The only thing the ego wants is to survive and control, and when sensitive traumas and enormously tragic pain is involved, it is way too easy to lose the inner You and instead allow pain to run the show. It feels safer, certain, familiar, righteous.

While this idea deserves an entire series of articles all on its own, the primary notion is this: how I feel about what happened to me will never change the reality of my past, it will only change how I show up today, in the present moment.

You see, holding onto a grievance (or even genuine trauma) holds you in a constant state of being “against” the world, situations, people, life. When you hold onto and identify with a painful past experience, you will see life through the distorted lens of that pain. Like a vicious cycle of inward self-harm, you will be destined to find pain in everything and be controlled by it in every moment.

The truth is, the past has no power to stop you from being present now. Only your grievance about the past can do that, and the ego wants nothing more than to be stuck anywhere else than this present moment.

You may not be ready to process or identify the reason why you’re holding onto a grievance, maybe you feel justified, maybe most would consider you justified. Until you reach the point in your healing when you realize that holding onto a past grievance only serves to contaminate today, you will remain under the control of your pain.

4. The gap between “I want” and “what is” is where the ego gets its food.

The ego is made up of thoughts—memories, opinions, beliefs, expectations, dreams, values. So in order to survive, it needs your mind to focus on the most compelling thoughts possible. Think about it like our social media algorithms—it shows you content (thoughts) that you are most likely to get stuck watching (thinking about) for hours, so it can hold your attention as long as it wants.

As you can probably guess at this point, thoughts of the painful past or anxiety-ridden expectations for the future are some of the most compelling thoughts the ego can use. As long as it can keep your attention away from the present moment, it can thrive.

Nothing can change the past or know the future — any attempts to speculate and set detailed expectations for tomorrow or find a fulfilling sense of closure from the past are delusional. All you can truly experience and mold is this very moment, and now this one, and here we are in another new moment already. By the time you read this, I would have had an infinite number of fleeting moments to appreciate.

Each concept we’ve explored in this article is a tactic that we know the ego uses, but pulling at the root of it all is in recognizing if and when your thoughts are taking you away from the present moment. Are you complaining because something isn’t right? Are you upset that something didn’t happen? Are you nervous about what may happen?

Begin to notice how often you live in the past. How often do your past experiences, pains, wrongdoings, or even traumas affect how you are showing up today? Then ask yourself, do you really want to give your pain anymore power over your future? Your ego definitely does.

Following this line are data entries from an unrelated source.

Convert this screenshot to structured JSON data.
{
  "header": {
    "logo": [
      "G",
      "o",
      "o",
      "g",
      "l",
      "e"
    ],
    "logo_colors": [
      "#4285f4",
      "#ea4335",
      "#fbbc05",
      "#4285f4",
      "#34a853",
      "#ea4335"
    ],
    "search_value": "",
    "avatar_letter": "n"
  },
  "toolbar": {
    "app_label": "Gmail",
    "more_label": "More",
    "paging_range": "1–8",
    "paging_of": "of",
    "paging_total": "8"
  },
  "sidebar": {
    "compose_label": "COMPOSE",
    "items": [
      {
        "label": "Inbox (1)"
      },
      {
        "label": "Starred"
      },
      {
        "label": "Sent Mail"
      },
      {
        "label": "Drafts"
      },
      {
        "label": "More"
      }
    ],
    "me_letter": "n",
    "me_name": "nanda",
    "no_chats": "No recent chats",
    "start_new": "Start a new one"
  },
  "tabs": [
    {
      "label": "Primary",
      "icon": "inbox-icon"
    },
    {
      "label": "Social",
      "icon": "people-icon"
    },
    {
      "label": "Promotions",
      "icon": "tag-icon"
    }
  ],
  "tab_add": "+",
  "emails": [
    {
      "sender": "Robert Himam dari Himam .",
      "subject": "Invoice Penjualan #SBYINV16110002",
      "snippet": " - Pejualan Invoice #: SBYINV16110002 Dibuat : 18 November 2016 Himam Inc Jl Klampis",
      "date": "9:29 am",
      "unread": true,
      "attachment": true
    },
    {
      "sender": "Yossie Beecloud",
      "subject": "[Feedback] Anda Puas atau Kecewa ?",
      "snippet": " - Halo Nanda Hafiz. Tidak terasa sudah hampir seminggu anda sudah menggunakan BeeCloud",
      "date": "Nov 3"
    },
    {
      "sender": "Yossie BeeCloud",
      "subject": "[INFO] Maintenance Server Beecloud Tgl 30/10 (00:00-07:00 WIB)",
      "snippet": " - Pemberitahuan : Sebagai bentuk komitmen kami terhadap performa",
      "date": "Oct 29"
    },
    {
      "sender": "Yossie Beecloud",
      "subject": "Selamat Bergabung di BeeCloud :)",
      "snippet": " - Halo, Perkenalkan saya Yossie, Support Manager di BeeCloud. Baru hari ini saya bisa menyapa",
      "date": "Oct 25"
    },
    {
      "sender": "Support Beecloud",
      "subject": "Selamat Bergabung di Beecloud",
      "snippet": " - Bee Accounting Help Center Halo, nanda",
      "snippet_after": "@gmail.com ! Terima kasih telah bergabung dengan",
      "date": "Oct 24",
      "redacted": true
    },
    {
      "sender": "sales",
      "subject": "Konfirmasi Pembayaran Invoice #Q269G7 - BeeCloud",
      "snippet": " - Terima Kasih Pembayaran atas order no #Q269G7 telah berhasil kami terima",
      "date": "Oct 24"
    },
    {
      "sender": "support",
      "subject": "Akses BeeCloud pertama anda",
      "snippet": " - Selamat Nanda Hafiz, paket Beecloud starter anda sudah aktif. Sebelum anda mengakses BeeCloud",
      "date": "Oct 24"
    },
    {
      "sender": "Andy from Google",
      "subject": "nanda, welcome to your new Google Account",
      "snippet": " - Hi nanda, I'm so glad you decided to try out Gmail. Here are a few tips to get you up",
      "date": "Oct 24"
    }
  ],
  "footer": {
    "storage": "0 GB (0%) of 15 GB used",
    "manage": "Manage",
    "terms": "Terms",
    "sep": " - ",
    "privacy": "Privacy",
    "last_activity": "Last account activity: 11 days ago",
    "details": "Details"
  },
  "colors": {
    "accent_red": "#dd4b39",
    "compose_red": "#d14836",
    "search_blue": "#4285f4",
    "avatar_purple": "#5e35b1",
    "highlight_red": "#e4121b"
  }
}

It’s far easier said than done, but if you can get to a place of accepting that everything is unstable, everything is fleeting, nothing is controllable, predictable or understandable, then the pressure to control and make things “right” evaporates. Live in the knowledge that nothing can be made to be anything it isn’t. The past cannot be changed, the future cannot be decided.

The only thing that can contaminate, disrupt, or harm your day is how you show up to experience it.

The question you must ask, and be entirely honest with yourself in answering, is whether you want a life of peace or drama…

From there, when you can maintain focus on that one simple decision to pursue peace, understand that control is an illusion, and live in the present moment, it all gets relatively easy.